ってゆーか、具体的な願いなんて無いのかよっ!?
じゃぁ一体何だって言うんだよ。
「フフ。それじゃぁ魔王様も困るわよねぇ~?」
当たり前だっ、と!!
でも、声に出しては言えないな。
喉元迄出かかって、飲み込んだ吾輩を褒め称えてくれても構わんよ。
ふぅ。
落ち着けぇー落ち着けぇぇぇぇ、俺。
クールだ。クール。
よし。
「そうだな。

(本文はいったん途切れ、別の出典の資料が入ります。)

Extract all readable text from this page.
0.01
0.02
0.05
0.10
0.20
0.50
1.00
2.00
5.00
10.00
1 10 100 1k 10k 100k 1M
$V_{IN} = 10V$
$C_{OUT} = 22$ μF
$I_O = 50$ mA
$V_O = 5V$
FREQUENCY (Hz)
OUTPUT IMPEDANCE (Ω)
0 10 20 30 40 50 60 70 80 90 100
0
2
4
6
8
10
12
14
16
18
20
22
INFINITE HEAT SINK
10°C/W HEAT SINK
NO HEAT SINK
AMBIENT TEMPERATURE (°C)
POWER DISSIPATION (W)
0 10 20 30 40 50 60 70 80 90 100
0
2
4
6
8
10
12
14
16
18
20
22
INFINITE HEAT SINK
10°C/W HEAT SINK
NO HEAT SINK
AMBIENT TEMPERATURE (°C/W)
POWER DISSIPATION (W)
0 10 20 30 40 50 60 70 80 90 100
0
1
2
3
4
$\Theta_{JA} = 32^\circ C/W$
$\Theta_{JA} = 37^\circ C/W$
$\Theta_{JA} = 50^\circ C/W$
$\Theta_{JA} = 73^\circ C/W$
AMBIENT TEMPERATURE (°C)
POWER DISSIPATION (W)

具体的な願いが無いなら、それでも構わんが?」
「ウフフ。それじゃぁ芸が無いじゃなーい?」
俺としては、無くて構わないんだが・・・・。
「何か願いがあるのか?」
「簡単だわぁ。
私たちもぉー、日光浴とかぁ、太陽の下で動いてみたいのよぉ。」
「ハァァ!?」
本日最大の大声を上げてしまった。
一寸待て。
吸血鬼だぞ。
ゾンビならば、太陽の下だろうが、全天候動けると思う。
砂漠でも走ってたしな。
だがしかし、吸血鬼だぞ?
お前ら、太陽の下って・・・・。
消し炭じゃないのか?
「あー、念のため確認しておきたいのだが、その・・・・。
大丈夫なのか?」
「構わないわぁ~
本人たちからの強い要望だものぉ~
それにねぇ、私たち吸血鬼にとってぇ、太陽の日差しの下に出られるのってぇ、憧れなのよぉ~」
「そうか。」
一時間後、実証実験を行うこととなった。
何せ、吸血鬼である。
今第一階層に出入りしている客の、しかも、人間の目の前で、人が灰塵と化す光景だなんて、シャレにもならん。
そこで、人目につかない様に、地下大墳墓迷宮の普段人間が出入りしている反対側で、実証実験を行うこととした。